Other reasons why one partner may begin to avoid being touched by the other – If they are not experiencing much pleasure from coupled sex, they worry that it will lead to a fight, or if they have body image or self-confidence issues.
For people with low self-esteem, expressing affection may induce feelings of vulnerability. To minimize the risk of rejection, it can sometimes feel safer to withhold affection and gratitude entirely—to pursue the goal of minimizing rejection to the detriment of developing a satisfying relationship.
Very often, it can be caused by low self-esteem or insecurity. Expressing a strong need for attention can be a manifestation of the fear that a partner either doesn't like you, or that they'll leave.
“Hey I've been feeling a bit neglected lately.”
There's nothing wrong with the direct approach to take out guesswork if that's your dynamic. The key elements are tone and volume – calm and loving for both – which keep things away from bluntness. It can also help to throw in, “Things have been feeling off here.”

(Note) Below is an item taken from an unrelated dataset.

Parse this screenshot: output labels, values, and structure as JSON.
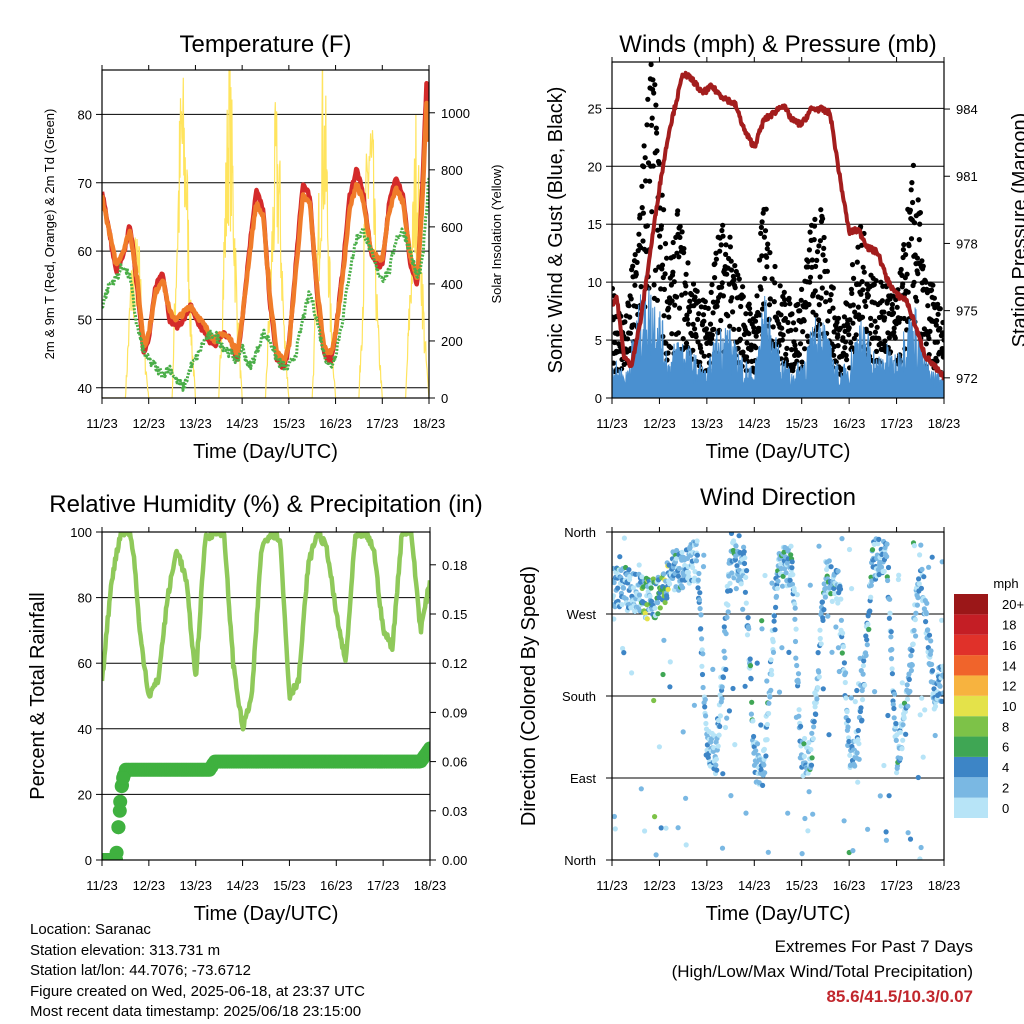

Although there is no bar that could measure how much affection is normal in a relationship, it all depends on what is comfortable for both you and your partner. It is an individual thing and varies from couple to couple. What might work for one couple may not be enough for another couple.
You need to find a comfortable time to have a conversation with him about this and ask him why he isn't giving you affection. It could be because he is angry with you, or because there are issues going on with him that you aren't aware of.
If intimacy is lacking, sometimes due to the fear of intimacy, you may at times feel disconnected or distant from your partner. You may feel like your partner is keeping secrets from you and there is an invisible barrier or wall between you and your partner.
A relationship can survive without intimacy, but it will become a real struggle for both partners as time goes on; neither partner will be happy or feel secure in the relationship.
Studies show that without regular touch from other living things, we are more likely to feel lonely, hollow and even depressed; it leads to affection deprivation, better known as “skin hunger”. There's a reason why, when you're feeling lonely or sad, you just need a hug.
Start Small and Be Positive. If you're worried about voicing your needs, start small and be positive. Express a small need to your partner that should be easily doable that they'll feel good about doing, such as telling them how good it makes you feel to receive a hug or kiss when you come home from work.